Disappointing news for Kiwis hoping for cheaper prices at the supermarket - multinational discount chain Aldi still has no plans to set up in New Zealand.
The Commerce Commission on Thursday said more competition was needed in the grocery sector, its draft report putting forward a strong argument the duopoly held by Woolworths NZ (Countdown, Fresh Choice, SuperValue) and Foodstuffs (Pak'nSave, Four Square, New World) was keeping prices high.
It made a number of recommendations to shake up the industry, saying if they didn't work the Government might need to step in and create a third major retailer, perhaps by forcing Woolworths and Foodstuffs to sell some of their outlets.

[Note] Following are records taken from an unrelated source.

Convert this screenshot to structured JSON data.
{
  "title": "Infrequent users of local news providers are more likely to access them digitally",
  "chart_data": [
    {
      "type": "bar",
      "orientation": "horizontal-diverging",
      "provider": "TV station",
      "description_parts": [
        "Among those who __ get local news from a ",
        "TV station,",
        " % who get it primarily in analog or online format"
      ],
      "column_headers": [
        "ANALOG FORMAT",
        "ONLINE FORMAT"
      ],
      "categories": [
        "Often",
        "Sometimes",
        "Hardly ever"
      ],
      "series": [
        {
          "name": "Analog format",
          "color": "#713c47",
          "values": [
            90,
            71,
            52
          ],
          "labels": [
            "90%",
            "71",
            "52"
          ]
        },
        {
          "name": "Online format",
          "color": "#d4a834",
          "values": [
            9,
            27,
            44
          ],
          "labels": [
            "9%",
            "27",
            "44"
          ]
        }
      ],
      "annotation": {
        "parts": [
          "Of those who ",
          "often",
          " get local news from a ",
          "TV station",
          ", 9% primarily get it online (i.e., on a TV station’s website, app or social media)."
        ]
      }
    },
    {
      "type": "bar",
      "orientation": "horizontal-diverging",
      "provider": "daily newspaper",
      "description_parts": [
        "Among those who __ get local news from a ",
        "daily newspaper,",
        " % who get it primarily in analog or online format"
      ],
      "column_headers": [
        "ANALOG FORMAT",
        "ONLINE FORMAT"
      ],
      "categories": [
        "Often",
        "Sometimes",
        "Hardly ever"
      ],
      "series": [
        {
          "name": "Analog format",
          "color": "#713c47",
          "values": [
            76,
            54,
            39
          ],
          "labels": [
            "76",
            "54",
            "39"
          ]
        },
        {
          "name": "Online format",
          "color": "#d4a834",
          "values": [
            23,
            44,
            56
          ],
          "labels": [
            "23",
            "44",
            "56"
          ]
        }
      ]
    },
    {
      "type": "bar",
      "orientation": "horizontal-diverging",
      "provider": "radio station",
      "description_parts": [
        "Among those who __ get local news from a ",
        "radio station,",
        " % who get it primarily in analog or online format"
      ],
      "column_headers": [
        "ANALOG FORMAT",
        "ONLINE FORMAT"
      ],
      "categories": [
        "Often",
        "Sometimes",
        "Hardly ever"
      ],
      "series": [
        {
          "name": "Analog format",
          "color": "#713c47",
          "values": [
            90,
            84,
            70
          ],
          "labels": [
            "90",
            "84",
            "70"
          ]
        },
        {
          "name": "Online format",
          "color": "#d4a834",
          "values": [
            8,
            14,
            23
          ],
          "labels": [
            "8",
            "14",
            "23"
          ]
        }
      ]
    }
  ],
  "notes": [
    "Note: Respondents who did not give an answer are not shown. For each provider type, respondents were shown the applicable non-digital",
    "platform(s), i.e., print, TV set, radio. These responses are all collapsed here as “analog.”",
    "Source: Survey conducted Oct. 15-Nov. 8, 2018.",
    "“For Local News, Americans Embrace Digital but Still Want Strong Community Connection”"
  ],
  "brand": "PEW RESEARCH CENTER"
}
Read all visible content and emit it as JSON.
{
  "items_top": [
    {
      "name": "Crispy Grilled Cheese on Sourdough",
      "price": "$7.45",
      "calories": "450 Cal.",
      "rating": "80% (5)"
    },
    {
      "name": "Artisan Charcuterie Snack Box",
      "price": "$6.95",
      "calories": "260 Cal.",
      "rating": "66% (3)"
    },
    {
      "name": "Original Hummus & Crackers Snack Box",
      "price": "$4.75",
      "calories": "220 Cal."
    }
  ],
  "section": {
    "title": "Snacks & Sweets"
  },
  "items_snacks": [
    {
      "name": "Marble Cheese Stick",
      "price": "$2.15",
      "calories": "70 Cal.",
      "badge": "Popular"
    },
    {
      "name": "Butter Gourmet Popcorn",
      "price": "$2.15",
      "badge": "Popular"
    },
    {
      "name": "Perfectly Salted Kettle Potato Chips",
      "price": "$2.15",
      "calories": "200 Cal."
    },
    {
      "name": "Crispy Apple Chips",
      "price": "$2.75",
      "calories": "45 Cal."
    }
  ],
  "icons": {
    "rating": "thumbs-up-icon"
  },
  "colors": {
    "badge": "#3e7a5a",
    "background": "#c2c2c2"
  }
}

"The only thing that would be surprising to me is if anyone was surprised," said Bodo Lang, a senior lecturer in University of Auckland business school.
"It's been long suspected that grocery prices we're paying in New Zealand Aotearoa are far too high. I think what this very thorough investigation has shown that this seems to be indeed the case. Retailer profitability is far higher than international benchmarks would suggest it should be."
Aldi opened its first store in Germany in 1913, and expanded into Australia 20 years ago. Dr Lang says since then, grocery prices in Australia have dropped about 15 to 17 percent. In 2019 the chain's low prices were even credited with keeping Australia's inflation rate low - much to the chagrin of the country's Reserve Bank, which has been trying to lift it.
But the chain has no plans to expand on this side of the Tasman.
"Aldi has no plans in the works to expand into New Zealand at this point in time," a spokesperson said, without saying why.
Dr Lang said not even Aldi's arrival might not have quite the same effect in New Zealand as it did in Australia, however.
"I think it would be unfair to say that all of the higher grocery prices in New Zealand are entirely caused by the fact we have a duopoly. There are other factors that we can do little about - for example, the fact we have a very small population which leaves us with very little economies of scale; the fact we're far away from big markets with big populations and food production. There's nothing we can do about those two.
"But we can do something about the structure of the industry and maybe even something about export pricing... of dairy or beef or lamb."
Kiwis pay more than they might expect for meat and dairy because even though it's produced here, we're competing with markets overseas.
"If a housewife in the middle of Oxford in the UK is prepared to pay a certain price for a cut of meat, we have to match that in New Zealand," Beef + Lamb NZ chief executive Rod Slater told RNZ earlier this month. "We are price takers, not price makers in this country."
Dr Lang said it would probably take a fourth nationwide grocery retailer to really create competition and bring down prices. Most of the smaller shops - like SuperValue and Fresh Choice - are part of the duopoly, and those that aren't are often shunned by Kiwis.
"They can go shopping at local retailers, local fruit and vegetable shops and butchers and bakeries... but that's quite a significant culture shift.
"That's the kind of shopping behaviour we see in densely populated cities in Europe, but I think it's unlikely for us to embrace that kind of shopping here in New Zealand; people are much more convenience-oriented, we like to drive in our car in one supermarket, park outside and fill up the car. It's hard to change that mindset."
US bulk food retailer Costco is opening a single store in west Auckland next year.